How To Work Out Without Working Out
Have you visited a drive-through restaurant or bank today? Used an escalator or elevator? Or drove over to the grocery store 900 yards down the road? You cheated yourself out of a lot of exercise.
A Mammoth Problem
To exercise doesn’t mean having to run without wanting to go anywhere or lifting a weight without purpose. All these are substitutes for what we don’t do anymore, but what our bodies are designed for: trailing a mammoth, throwing a spear at and finally wrestling it down with our fellow huntsmen.
The problem is the last time most of us saw a mammoth was at a natural history museum and attacking it would lead to no steaks, but a lot of time at the local police station. Which is why jogging and dumbbells were invented.
Anything Is Exercise
Yet even if you hate gyms or if the thought of sweating in front of your TV to the tune of some fitness DVD is as pleasant to you as imagining getting your toe nails pulled out, you can still give your body a bit of what it was meant to do. You just need to slightly alter some of the things you do anyway:
- Don’t use escalators or elevators, take the stairs
- Park further away from the entrance when you visit shopping malls and the like
- Walk to the local grocery store or, if you have to buy more, take a bike
- Don’t use drive-throughs and drive-ins
Each of these tiny little habits makes a small difference and they can add up to 200-400 extra calories burned per day, without you consciously trying to work out or setting up extra time for it in your daily schedule.
Please don’t tell me doing this will take so much longer time and you are always busy. Stairs are always there, while for an elevator you have to wait. And finding parking space for your car at the grocery store sometimes takes longer than riding your bike right up to the entrance and putting it into the bike rack many places have.
Extra Mile For Baldwin Park
Three months ago the small city of Baldwin Park, CA, came to a similar conclusion and put out a ban on new drive-through restaurants being erected. Ironically this was also the place where this kind of restaurant was invented – “In-N-Out” will probably ring a bell for many Californians. But citizens weren’t happy and Wallet Pop got this from one of them:
“This is California, where it all began, man,” says Max Weston, an In-N-Out regular who “never gets out of my car for a burger.” He says that cities shouldn’t determine where and how restaurant goers fill their bellies. “Staying in my car means as much to me as eating the food.”

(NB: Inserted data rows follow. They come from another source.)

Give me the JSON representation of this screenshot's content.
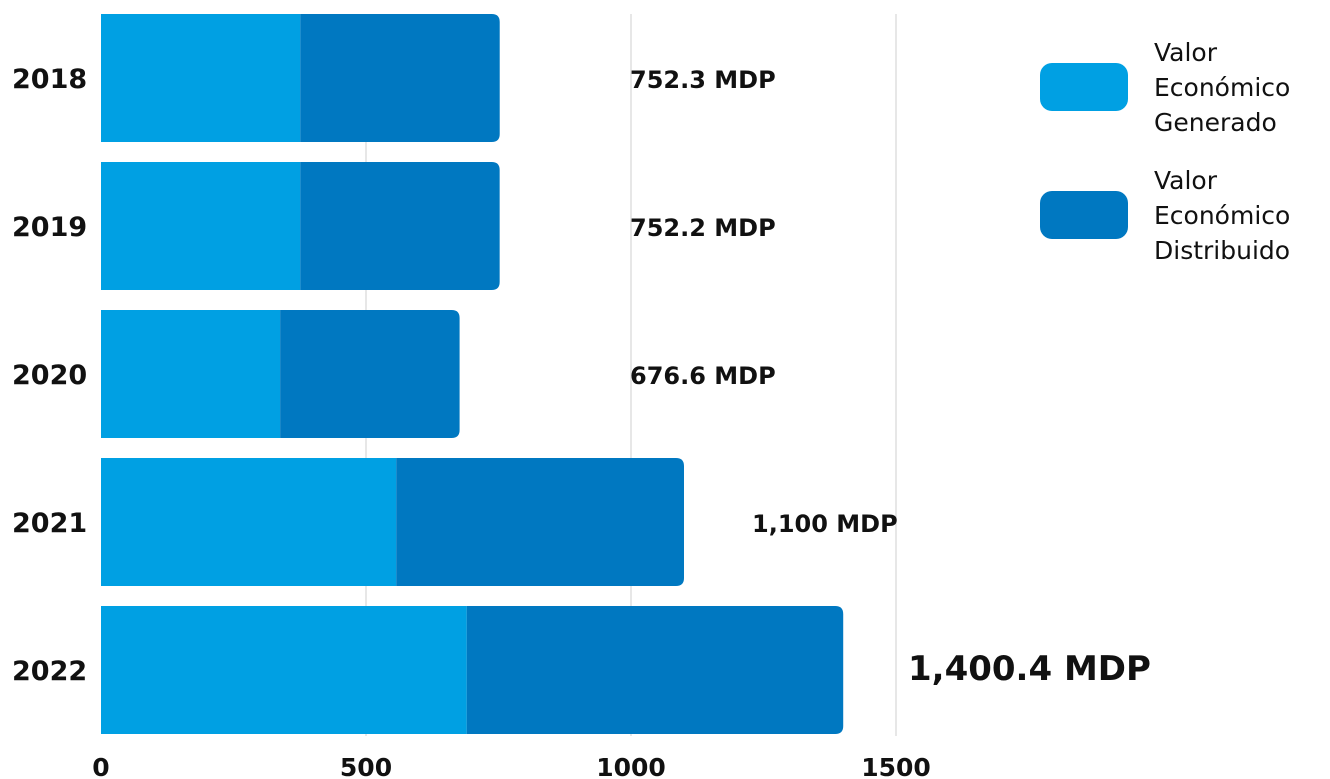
{
  "chart_data": {
    "type": "bar",
    "orientation": "horizontal",
    "stacked": true,
    "categories": [
      "2018",
      "2019",
      "2020",
      "2021",
      "2022"
    ],
    "series": [
      {
        "name": "Valor Económico Generado",
        "values": [
          376,
          376,
          338,
          557,
          690
        ],
        "color": "#00A0E3"
      },
      {
        "name": "Valor Económico Distribuido",
        "values": [
          376.3,
          376.2,
          338.6,
          543,
          710.4
        ],
        "color": "#0078C1"
      }
    ],
    "data_labels": [
      "752.3 MDP",
      "752.2 MDP",
      "676.6 MDP",
      "1,100 MDP",
      "1,400.4 MDP"
    ],
    "xticks": [
      0,
      500,
      1000,
      1500
    ],
    "xlim": [
      0,
      1500
    ],
    "grid": true,
    "legend_position": "top-right",
    "title": "",
    "xlabel": "",
    "ylabel": ""
  }
}
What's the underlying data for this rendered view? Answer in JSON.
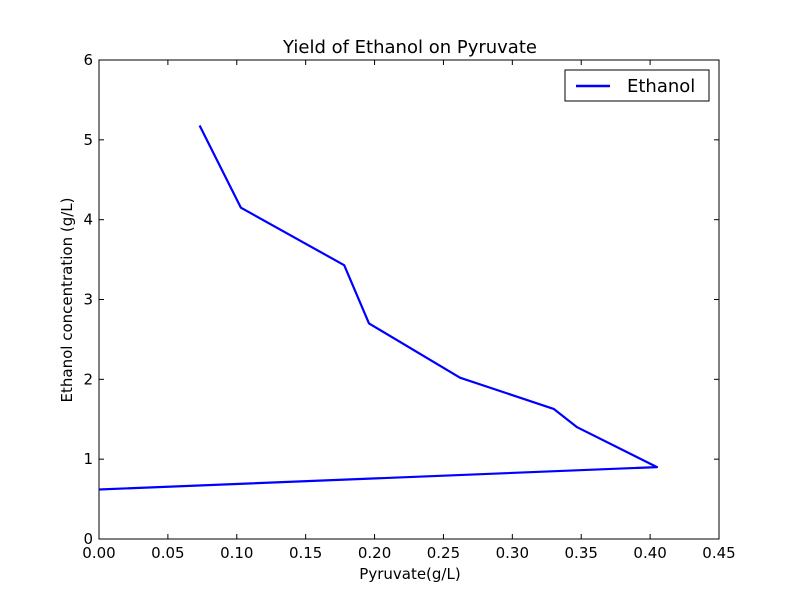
{
  "chart_data": {
    "type": "line",
    "title": "Yield of Ethanol on Pyruvate",
    "xlabel": "Pyruvate(g/L)",
    "ylabel": "Ethanol concentration (g/L)",
    "xlim": [
      0,
      0.45
    ],
    "ylim": [
      0,
      6
    ],
    "xticks": [
      0.0,
      0.05,
      0.1,
      0.15,
      0.2,
      0.25,
      0.3,
      0.35,
      0.4,
      0.45
    ],
    "xtick_labels": [
      "0.00",
      "0.05",
      "0.10",
      "0.15",
      "0.20",
      "0.25",
      "0.30",
      "0.35",
      "0.40",
      "0.45"
    ],
    "yticks": [
      0,
      1,
      2,
      3,
      4,
      5,
      6
    ],
    "ytick_labels": [
      "0",
      "1",
      "2",
      "3",
      "4",
      "5",
      "6"
    ],
    "grid": false,
    "legend_position": "top-right",
    "series": [
      {
        "name": "Ethanol",
        "color": "#0000ff",
        "x": [
          0.0,
          0.405,
          0.347,
          0.33,
          0.262,
          0.196,
          0.178,
          0.103,
          0.073
        ],
        "y": [
          0.62,
          0.9,
          1.4,
          1.63,
          2.02,
          2.7,
          3.43,
          4.15,
          5.18
        ]
      }
    ]
  }
}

Which is a bit amusing, as the next paragraph reads:
Then again, Weston is trying to lose a few pounds, so spacing the restaurants farther apart “may not be a bad thing,” he added. “I might go less often.”
You might even walk a bit more, Mr. Weston.
Picture courtesy of Sam Mugraby.
8 Comments
There’s always time to get some form of activity in no matter how busy you are unless I suppose you’re literally stuck in a cubicle 24/7 (though I just had a vision of a guy in a business suit doing pushups in his work area while the boss was looking away :p).
You’d be surprised how much doing little things like taking the stairs, walking across the parking lot and just fidgeting around can add up to in the long run.
Exactly!
Yeah I always try to walk instead of taking the escalator etc. Only when I’m really tired do I take the easy way.
I walk up stairs in a calf raising-manner, since I don’t have calf raises in my routine. Double bass + calf work in everyday life is all I do for ’em ^^
How do you increase weight doing that? “Excuse me, Ma’am, do you mind if I carry you up the stairs? I need to do my calf workout!” 🙂
Yea.. my dr told me about the parking farther away trick.. I do it now and the other benefit is I don’t have to fight for parking (no one wants to park that far back).
Yep! And the other advantage is: You’ll never get dents from people hitting your doors with theirs or bumping into you car with their shopping trolley 🙂
I’ve seen people drive their cars from one parking lot to the next when in a long strip of big box stores… As opposed to parking in the middle, and walking to each one. What a wasted opportunity 🙁
My biggest regret about the area I bought my house is that things are so spread out that driving is the only option for a lot of my shopping (they frown on people walking on highways). Fortunately I have a dog, so daily walks are still part of my life.
Let me tell you: When I lived in the US, I walked to the local Wal-Mart, which meant down some residential streets and across a highway. There were no sidewalks and people stared at me like I was a fugitive on the run.